True freedom is the ability to do what is good. True freedom is not the ability to decide what is good. That is the key distinction between Christian liberty and Enlightenment liberty. With Christianity, you are free to create beauty. With the Enlightenment, you are free to decide what is beautiful. With Christianity, you are free to pursue truth. With the Enlightenment, you are free to define truth. With Christianity, you are free to do good. With the Enlightenment, you are free to decide what is good. The result is that nothing good, true, or beautiful came out of the Enlightenment except by accident. And this is where libertarianism finds its footing.

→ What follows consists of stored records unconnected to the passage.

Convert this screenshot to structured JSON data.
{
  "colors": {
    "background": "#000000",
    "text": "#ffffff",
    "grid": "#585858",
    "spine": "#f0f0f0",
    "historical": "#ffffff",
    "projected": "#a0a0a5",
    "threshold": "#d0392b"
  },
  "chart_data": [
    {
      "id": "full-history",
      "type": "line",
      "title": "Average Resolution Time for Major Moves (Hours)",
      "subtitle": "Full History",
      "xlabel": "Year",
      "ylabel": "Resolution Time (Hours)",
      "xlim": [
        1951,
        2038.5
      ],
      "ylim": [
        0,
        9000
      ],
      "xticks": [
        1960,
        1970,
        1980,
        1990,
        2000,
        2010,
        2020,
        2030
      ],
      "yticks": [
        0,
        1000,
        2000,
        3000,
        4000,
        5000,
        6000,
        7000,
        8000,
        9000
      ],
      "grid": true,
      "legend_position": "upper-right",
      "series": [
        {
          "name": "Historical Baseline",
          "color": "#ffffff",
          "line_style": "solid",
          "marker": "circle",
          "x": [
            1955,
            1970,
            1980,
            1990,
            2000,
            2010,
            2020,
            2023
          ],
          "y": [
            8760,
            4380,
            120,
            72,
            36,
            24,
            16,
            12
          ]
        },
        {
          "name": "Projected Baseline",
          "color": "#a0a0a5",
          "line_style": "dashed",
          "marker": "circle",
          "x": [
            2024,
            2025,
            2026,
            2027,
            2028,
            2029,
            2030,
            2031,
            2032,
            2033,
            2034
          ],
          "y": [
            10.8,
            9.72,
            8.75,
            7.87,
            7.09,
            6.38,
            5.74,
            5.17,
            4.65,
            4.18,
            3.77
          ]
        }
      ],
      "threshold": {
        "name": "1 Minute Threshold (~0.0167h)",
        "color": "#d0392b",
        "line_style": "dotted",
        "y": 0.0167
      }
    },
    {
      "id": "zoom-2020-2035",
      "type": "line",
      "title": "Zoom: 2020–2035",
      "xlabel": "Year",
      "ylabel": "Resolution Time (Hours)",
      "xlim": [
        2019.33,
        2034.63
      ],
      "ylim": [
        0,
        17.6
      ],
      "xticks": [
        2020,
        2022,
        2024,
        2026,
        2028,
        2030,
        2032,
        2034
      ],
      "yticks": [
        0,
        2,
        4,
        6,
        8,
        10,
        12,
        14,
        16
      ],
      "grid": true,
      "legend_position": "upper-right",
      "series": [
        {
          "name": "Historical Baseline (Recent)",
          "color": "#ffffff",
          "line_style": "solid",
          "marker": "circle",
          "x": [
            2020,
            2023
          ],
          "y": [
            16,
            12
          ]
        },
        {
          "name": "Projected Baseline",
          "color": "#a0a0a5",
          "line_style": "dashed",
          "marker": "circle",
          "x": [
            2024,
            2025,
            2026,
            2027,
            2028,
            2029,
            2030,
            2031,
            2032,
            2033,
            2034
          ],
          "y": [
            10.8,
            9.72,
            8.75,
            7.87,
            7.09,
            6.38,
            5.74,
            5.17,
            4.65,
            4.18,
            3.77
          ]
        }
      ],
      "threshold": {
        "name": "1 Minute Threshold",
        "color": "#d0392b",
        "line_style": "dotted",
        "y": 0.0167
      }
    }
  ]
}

Libertarianism believes that the freedom is what matters most. In the petri dish of liberty, the true, the good, and the beautiful are allowed the space to emerge. Competition will remove the ugly, the false, and the bad. This is why libertarians love the free market so much and wish that it was applied with equal zeal in the political realm. Certainly bad things will crop up from time to time like a tacky strip club next to a church, but they are a small price to pay for all the blessings of liberty like the new iPhone and craft beer! Let chaos go unfettered, and order will emerge. Unfortunately, that new order is a new totalitarianism. In the history of the world, freedom is that small blip of time when the slaves exchange one master for another master. Unfettered economic freedom produces monopolies and cartels. Unfettered political freedom produces dictatorships.

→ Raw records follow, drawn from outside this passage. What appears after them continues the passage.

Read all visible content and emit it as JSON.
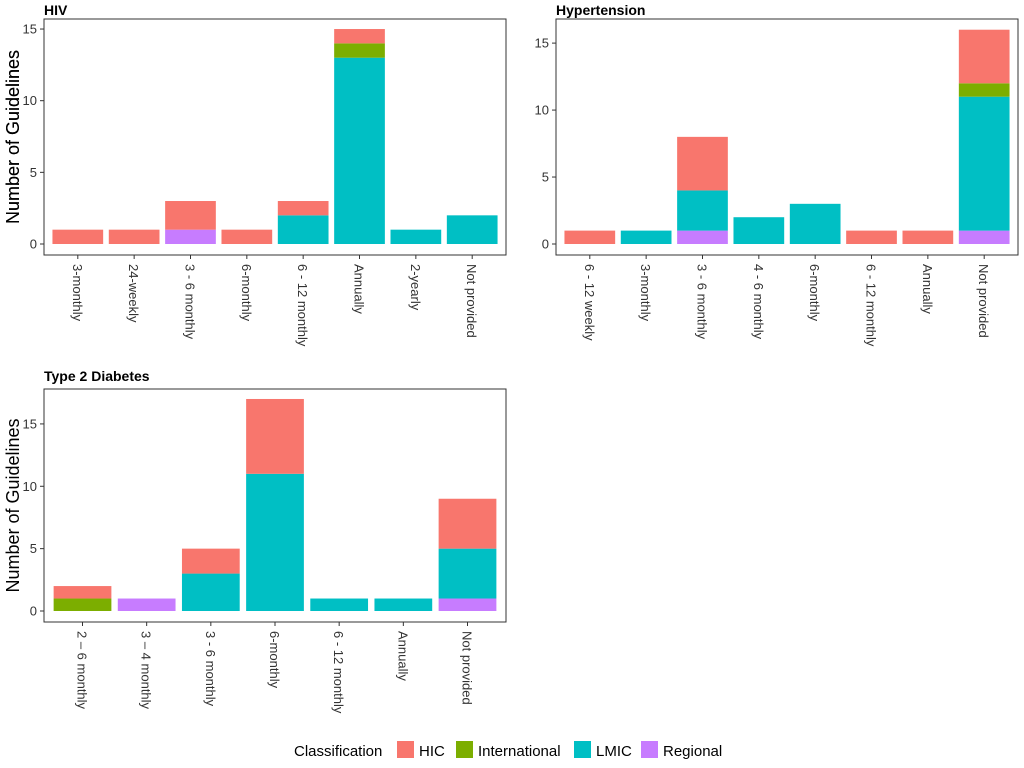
{
  "legend": {
    "title": "Classification",
    "entries": [
      {
        "name": "HIC",
        "color": "#F8766D"
      },
      {
        "name": "International",
        "color": "#7CAE00"
      },
      {
        "name": "LMIC",
        "color": "#00BFC4"
      },
      {
        "name": "Regional",
        "color": "#C77CFF"
      }
    ]
  },
  "chart_data": [
    {
      "type": "bar",
      "stacked": true,
      "title": "HIV",
      "ylabel": "Number of Guidelines",
      "xlabel": "",
      "ylim": [
        0,
        15.7
      ],
      "yticks": [
        0,
        5,
        10,
        15
      ],
      "categories": [
        "3-monthly",
        "24-weekly",
        "3 - 6 monthly",
        "6-monthly",
        "6 - 12 monthly",
        "Annually",
        "2-yearly",
        "Not provided"
      ],
      "series": [
        {
          "name": "Regional",
          "values": [
            0,
            0,
            1,
            0,
            0,
            0,
            0,
            0
          ]
        },
        {
          "name": "LMIC",
          "values": [
            0,
            0,
            0,
            0,
            2,
            13,
            1,
            2
          ]
        },
        {
          "name": "International",
          "values": [
            0,
            0,
            0,
            0,
            0,
            1,
            0,
            0
          ]
        },
        {
          "name": "HIC",
          "values": [
            1,
            1,
            2,
            1,
            1,
            1,
            0,
            0
          ]
        }
      ]
    },
    {
      "type": "bar",
      "stacked": true,
      "title": "Hypertension",
      "ylabel": "Number of Guidelines",
      "xlabel": "",
      "ylim": [
        0,
        16.8
      ],
      "yticks": [
        0,
        5,
        10,
        15
      ],
      "categories": [
        "6 - 12 weekly",
        "3-monthly",
        "3 - 6 monthly",
        "4 - 6 monthly",
        "6-monthly",
        "6 - 12 monthly",
        "Annually",
        "Not provided"
      ],
      "series": [
        {
          "name": "Regional",
          "values": [
            0,
            0,
            1,
            0,
            0,
            0,
            0,
            1
          ]
        },
        {
          "name": "LMIC",
          "values": [
            0,
            1,
            3,
            2,
            3,
            0,
            0,
            10
          ]
        },
        {
          "name": "International",
          "values": [
            0,
            0,
            0,
            0,
            0,
            0,
            0,
            1
          ]
        },
        {
          "name": "HIC",
          "values": [
            1,
            0,
            4,
            0,
            0,
            1,
            1,
            4
          ]
        }
      ]
    },
    {
      "type": "bar",
      "stacked": true,
      "title": "Type 2 Diabetes",
      "ylabel": "Number of Guidelines",
      "xlabel": "",
      "ylim": [
        0,
        17.8
      ],
      "yticks": [
        0,
        5,
        10,
        15
      ],
      "categories": [
        "2 – 6 monthly",
        "3 – 4 monthly",
        "3 - 6 monthly",
        "6-monthly",
        "6 - 12 monthly",
        "Annually",
        "Not provided"
      ],
      "series": [
        {
          "name": "Regional",
          "values": [
            0,
            1,
            0,
            0,
            0,
            0,
            1
          ]
        },
        {
          "name": "LMIC",
          "values": [
            0,
            0,
            3,
            11,
            1,
            1,
            4
          ]
        },
        {
          "name": "International",
          "values": [
            1,
            0,
            0,
            0,
            0,
            0,
            0
          ]
        },
        {
          "name": "HIC",
          "values": [
            1,
            0,
            2,
            6,
            0,
            0,
            4
          ]
        }
      ]
    }
  ]
}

Cultivation is what produces a garden from a field of weeds. One side says to let the weeds grow wild and tomatoes will emerge eventually. The other side says to burn the field to ashes so that the tomatoes will have the space to actually grow. The Christian ethic is to allow the good to grow while weeding out the false. This takes work and lots of it. Yet, this is the only way a good garden can grow. You encourage the good and discourage the bad. This cultivation requires wisdom, virtue, justice, and many other things that secularists can only guess at and try and reinvent. The sad reality is that people don't want what works which is Christianity but that thing which saves them from working and thinking. Libertarians are those who think the garden that is uncultivated grows best, and they spend the bulk of their time not doing anything about it except to lament when someone sets their field of weeds on fire from time to time.

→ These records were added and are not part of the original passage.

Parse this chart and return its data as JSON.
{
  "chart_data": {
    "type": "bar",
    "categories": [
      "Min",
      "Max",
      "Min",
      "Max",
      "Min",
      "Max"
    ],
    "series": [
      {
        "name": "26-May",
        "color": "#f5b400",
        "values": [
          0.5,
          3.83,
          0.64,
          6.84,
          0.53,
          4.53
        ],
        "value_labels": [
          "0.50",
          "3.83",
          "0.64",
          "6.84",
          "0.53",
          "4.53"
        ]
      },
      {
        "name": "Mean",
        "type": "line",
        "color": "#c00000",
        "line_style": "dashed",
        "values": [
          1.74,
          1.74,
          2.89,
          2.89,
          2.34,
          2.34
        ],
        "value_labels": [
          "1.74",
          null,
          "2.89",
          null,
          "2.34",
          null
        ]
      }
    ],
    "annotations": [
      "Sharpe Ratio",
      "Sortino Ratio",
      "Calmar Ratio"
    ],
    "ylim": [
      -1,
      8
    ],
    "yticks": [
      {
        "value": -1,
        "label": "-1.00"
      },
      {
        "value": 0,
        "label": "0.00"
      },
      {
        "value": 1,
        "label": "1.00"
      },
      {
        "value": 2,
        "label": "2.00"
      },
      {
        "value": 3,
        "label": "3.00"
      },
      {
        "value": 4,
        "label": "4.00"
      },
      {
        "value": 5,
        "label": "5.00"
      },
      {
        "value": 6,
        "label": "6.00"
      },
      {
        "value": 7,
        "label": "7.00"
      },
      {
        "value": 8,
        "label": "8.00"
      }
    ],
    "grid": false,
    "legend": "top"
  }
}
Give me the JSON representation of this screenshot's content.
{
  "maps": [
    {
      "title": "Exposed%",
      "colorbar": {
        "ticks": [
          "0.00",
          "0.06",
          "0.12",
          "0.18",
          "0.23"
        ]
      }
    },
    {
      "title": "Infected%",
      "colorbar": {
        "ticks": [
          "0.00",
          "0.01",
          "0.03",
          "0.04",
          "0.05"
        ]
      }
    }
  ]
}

My own life and intellectual journey has been a microhistory of the macrohistory of Western civilization. I began with Protestantism which led to atheism, philosophy, and libertarianism. But when I encountered Catholicism which is the true Christian religion created by God and not man, I knew it was superior to my inferior worldview. Whatever criticisms can be hurled at Catholicism, it isn't because Catholicism fails but because people fail to live up to what Catholicism teaches. People wonder why I suddenly embraced the Catholic religion, and I did it the same way a thirsty man reaches for a glass of water. In a world of confusion and emptiness, I could see clearly the order and common sense and wisdom in Roman Catholicism.

People are not going to find the right way on their own. That is the story of the Bible and human history. Humanity cannot save itself. God had to intervene, and God still intervenes even today. People believe that Christianity emerged from pagan superstitions, and today's enlightened thinkers have emerged from the superstitions of Christianity. But this is a myth. The reality is that Christianity came from God, and people now reject it to return to the pagan superstitions of the pre-Christian world. There is no progress. There is simply regress. The barbarians have traded their axes and swords for predator drones and nuclear weapons.

Libertarianism was born out of the reaction to the horrors of all those Enlightenment philosophies run amuck. It doesn't have the answer, but it does have the virtue of dismantling the guillotine before the heads start rolling. Libertarianism is the Enligthenment defanged. It doesn't have any answers except to refrain from killing people for not thinking like you do. But this is essentially a Christian idea. If some kind of order were to emerge from the chaos of liberty, it would look very much like Christianity which is why I ask the most absurd yet most elementary of questions. Why reinvent something that already exists?